This Dying Star Is the Coldest Place We’ve Found in the Universe

The Boomerang Nebula is just one degree above absolute zero

boomerang nebula
Both the Hubble Space Telescope (blue) and the ALMA Observatory contribute to this image of the Boomerang Nebula Bill Saxton/NRAO/AUI/NSF/NASA/Hubble/Raghvendra Sahai

As winter days grow colder, remember that even when you are shivering and the inside of your nose hurts from the cold air, the temperature is far from that at the coldest spot in the universe. Maybe there’s not much comfort in that, but the honor for most brain-numbingly cold goes to the a nebula shimmering about 5,000 light-years from Earth.

The star at the center of the oddly-shaped object PGC 3074547, variously called the Boomerang Nebula or Bow Tie Nebula, has been shedding gas as it dies. "The gas is cooling as it flows away from the white dwarf star in a process similar to how refrigerators stay cold by using expanding gas," writes Elizabeth Howell for SPACE.com

The result is a nebula just barely warmer than absolute zero—the lowest possible temperature where all atomic motion ceases. It’s minus 458 degrees Fahrenheit or 1 degree Kelvin. Mika McKinnon for io9 reports:

While we can get incredibly close to absolute zero in lab experiments, nothing we've done lasts nearly long enough to be a "place" instead of a brief, chilly moment in time. The Boomerang Nebula is so cold, the only way to measure the temperature is by watching how it absorbed the cosmic microwave background radiation, which is a relatively almost-toasty 2.8 Kelvin.

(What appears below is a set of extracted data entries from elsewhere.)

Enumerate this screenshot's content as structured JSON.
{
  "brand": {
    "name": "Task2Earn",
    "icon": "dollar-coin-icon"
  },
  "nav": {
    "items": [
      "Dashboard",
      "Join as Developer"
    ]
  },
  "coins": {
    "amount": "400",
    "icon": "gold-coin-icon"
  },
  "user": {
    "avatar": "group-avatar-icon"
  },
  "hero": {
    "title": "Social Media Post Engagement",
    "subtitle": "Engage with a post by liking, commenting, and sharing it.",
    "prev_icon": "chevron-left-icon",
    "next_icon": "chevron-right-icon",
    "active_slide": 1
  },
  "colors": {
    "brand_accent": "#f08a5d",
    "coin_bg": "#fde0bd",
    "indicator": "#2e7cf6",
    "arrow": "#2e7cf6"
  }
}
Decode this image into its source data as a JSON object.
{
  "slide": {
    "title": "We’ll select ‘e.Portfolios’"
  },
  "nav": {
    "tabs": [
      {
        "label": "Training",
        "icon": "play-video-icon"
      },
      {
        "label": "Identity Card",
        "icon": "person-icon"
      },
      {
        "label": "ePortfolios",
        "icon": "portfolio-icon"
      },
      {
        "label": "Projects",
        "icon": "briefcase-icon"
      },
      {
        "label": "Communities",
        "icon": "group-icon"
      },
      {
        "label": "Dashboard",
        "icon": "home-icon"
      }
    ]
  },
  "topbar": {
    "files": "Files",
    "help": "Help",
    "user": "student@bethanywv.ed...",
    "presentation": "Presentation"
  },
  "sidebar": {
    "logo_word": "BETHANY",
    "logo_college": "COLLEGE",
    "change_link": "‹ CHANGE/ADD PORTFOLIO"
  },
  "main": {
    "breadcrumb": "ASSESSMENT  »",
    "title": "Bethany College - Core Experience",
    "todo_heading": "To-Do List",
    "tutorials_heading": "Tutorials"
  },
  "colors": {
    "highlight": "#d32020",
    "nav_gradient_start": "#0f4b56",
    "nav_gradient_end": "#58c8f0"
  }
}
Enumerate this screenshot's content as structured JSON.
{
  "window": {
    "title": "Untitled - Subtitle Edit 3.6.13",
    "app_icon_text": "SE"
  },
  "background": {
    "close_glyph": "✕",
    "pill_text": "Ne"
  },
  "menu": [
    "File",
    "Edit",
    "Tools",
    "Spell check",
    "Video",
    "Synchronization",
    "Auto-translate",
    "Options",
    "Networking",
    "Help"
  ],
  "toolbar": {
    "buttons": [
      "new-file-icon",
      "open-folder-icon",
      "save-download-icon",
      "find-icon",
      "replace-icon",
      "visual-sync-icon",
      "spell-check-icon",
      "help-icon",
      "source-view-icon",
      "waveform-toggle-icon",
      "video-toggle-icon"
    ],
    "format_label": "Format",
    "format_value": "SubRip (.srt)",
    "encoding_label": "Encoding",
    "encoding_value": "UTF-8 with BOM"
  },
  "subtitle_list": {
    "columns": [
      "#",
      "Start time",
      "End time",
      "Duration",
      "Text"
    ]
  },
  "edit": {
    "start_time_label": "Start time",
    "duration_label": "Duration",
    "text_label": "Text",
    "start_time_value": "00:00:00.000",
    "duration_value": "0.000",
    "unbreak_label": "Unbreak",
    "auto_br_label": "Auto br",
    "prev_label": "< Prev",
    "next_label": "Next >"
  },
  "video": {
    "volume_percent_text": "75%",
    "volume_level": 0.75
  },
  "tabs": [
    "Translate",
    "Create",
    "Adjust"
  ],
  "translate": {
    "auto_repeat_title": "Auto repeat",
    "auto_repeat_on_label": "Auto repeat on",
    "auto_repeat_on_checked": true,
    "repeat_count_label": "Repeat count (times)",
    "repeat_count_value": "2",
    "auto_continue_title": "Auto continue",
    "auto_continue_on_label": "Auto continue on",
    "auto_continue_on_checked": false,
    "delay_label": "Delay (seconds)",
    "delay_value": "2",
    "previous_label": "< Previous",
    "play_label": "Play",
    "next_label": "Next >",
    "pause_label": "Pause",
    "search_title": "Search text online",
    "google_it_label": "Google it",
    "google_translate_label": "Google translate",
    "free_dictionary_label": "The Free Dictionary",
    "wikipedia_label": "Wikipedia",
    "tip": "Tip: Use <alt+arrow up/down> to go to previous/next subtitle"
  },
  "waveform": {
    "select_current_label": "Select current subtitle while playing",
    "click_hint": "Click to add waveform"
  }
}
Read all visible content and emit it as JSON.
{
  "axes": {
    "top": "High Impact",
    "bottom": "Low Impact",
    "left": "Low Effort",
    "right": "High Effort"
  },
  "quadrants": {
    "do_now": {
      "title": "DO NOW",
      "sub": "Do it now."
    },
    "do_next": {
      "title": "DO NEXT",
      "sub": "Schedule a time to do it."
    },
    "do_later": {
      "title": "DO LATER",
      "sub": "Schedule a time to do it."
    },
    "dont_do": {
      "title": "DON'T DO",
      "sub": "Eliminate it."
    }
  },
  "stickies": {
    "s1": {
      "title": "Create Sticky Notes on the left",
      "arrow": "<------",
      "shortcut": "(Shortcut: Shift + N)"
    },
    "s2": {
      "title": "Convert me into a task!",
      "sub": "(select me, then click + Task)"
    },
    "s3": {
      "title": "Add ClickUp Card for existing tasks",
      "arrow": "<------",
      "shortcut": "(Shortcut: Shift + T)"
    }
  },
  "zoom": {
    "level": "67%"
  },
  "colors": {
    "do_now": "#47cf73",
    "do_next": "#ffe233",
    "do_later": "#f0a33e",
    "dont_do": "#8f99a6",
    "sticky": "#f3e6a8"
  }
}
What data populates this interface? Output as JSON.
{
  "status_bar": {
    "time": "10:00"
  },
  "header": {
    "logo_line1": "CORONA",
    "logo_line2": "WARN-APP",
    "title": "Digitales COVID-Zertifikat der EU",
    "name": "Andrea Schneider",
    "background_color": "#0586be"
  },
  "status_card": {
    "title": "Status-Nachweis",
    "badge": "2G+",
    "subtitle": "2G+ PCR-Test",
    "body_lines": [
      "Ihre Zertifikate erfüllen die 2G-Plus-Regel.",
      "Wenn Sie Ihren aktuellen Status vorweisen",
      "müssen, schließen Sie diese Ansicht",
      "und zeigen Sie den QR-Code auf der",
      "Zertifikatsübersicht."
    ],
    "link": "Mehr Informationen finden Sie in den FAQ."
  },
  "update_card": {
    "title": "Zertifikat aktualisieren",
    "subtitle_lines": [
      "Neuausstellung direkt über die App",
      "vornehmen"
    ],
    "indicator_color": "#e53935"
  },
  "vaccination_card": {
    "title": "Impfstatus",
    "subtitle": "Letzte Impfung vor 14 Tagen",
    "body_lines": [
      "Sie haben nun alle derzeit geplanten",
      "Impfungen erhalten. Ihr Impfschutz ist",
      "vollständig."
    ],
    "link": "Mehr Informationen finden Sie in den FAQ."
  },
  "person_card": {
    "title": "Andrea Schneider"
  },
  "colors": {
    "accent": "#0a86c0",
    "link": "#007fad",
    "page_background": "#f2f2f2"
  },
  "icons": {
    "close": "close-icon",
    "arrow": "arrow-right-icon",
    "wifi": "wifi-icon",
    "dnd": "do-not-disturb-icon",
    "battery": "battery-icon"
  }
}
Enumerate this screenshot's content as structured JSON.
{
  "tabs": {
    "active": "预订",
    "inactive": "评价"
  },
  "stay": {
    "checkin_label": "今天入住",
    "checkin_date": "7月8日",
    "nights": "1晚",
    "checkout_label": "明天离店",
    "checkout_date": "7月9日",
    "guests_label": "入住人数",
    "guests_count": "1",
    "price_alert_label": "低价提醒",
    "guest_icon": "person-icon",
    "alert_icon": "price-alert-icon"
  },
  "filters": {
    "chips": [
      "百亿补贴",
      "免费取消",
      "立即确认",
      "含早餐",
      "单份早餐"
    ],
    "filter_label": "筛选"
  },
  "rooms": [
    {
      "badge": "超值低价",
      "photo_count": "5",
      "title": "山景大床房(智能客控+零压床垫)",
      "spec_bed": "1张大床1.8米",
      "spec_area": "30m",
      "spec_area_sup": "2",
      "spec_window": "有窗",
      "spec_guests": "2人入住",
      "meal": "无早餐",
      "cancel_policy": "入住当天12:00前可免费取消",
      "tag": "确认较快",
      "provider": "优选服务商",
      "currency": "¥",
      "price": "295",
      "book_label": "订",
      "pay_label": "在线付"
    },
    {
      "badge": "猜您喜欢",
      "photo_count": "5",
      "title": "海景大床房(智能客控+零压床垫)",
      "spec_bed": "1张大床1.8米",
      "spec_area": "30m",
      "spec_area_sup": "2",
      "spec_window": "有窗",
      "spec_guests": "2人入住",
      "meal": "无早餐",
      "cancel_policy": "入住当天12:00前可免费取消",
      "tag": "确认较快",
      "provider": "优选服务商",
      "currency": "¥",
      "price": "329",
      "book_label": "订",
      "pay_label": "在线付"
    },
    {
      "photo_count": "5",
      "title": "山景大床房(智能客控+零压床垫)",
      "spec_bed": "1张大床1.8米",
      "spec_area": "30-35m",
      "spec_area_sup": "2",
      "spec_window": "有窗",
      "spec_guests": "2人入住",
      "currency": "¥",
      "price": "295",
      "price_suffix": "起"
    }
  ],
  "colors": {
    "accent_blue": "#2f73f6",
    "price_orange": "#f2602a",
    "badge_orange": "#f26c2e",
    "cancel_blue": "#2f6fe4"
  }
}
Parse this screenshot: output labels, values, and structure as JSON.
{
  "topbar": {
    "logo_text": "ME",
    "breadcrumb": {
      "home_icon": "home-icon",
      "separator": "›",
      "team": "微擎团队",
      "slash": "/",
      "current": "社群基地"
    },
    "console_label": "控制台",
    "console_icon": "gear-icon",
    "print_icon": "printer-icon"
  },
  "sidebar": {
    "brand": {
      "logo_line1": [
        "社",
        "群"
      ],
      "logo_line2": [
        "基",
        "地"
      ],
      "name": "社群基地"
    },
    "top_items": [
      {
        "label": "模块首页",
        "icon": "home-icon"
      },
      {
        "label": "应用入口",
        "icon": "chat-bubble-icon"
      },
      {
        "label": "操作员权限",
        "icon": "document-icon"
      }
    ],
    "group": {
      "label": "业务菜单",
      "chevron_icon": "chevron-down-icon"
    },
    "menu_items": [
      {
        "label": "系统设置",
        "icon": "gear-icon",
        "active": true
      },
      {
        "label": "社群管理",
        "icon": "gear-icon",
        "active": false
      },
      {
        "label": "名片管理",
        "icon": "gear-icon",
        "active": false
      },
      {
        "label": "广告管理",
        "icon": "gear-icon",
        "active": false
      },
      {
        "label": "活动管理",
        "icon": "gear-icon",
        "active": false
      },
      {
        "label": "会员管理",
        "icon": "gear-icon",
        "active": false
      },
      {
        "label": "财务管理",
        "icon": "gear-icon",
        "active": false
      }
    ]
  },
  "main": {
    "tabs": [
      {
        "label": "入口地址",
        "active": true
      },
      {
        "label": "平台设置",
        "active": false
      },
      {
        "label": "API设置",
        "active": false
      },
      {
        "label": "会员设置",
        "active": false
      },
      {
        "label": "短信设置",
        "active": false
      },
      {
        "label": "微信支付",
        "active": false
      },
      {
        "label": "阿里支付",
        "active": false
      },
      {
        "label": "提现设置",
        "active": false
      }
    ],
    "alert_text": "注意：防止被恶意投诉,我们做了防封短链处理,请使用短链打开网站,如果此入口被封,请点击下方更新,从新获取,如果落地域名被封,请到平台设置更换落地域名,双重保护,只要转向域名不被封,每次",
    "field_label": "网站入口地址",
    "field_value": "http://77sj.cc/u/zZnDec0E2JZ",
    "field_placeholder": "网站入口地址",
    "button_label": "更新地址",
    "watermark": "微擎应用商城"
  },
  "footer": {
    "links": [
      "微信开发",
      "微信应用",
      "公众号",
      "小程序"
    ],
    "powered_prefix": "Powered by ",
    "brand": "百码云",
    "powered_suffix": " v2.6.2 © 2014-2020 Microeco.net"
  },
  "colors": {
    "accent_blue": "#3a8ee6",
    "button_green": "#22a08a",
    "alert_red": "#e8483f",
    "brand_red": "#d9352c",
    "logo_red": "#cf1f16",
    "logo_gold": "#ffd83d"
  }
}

The entire nebula is only visible because starlight reflects off its floating dust grains.

But Boomerang will soon lose its "coldest place in the universe" designation. In 2016, NASA plans to launch the Cold Atom Lab, which io9 reports will be able to plunge down to 1/10 billionth of a degree above absolute zero. "One of the primary goals of this facility will be to explore a previously inaccessible regime of extremely low temperatures where interesting and novel quantum phenomena can be expected," NASA writes.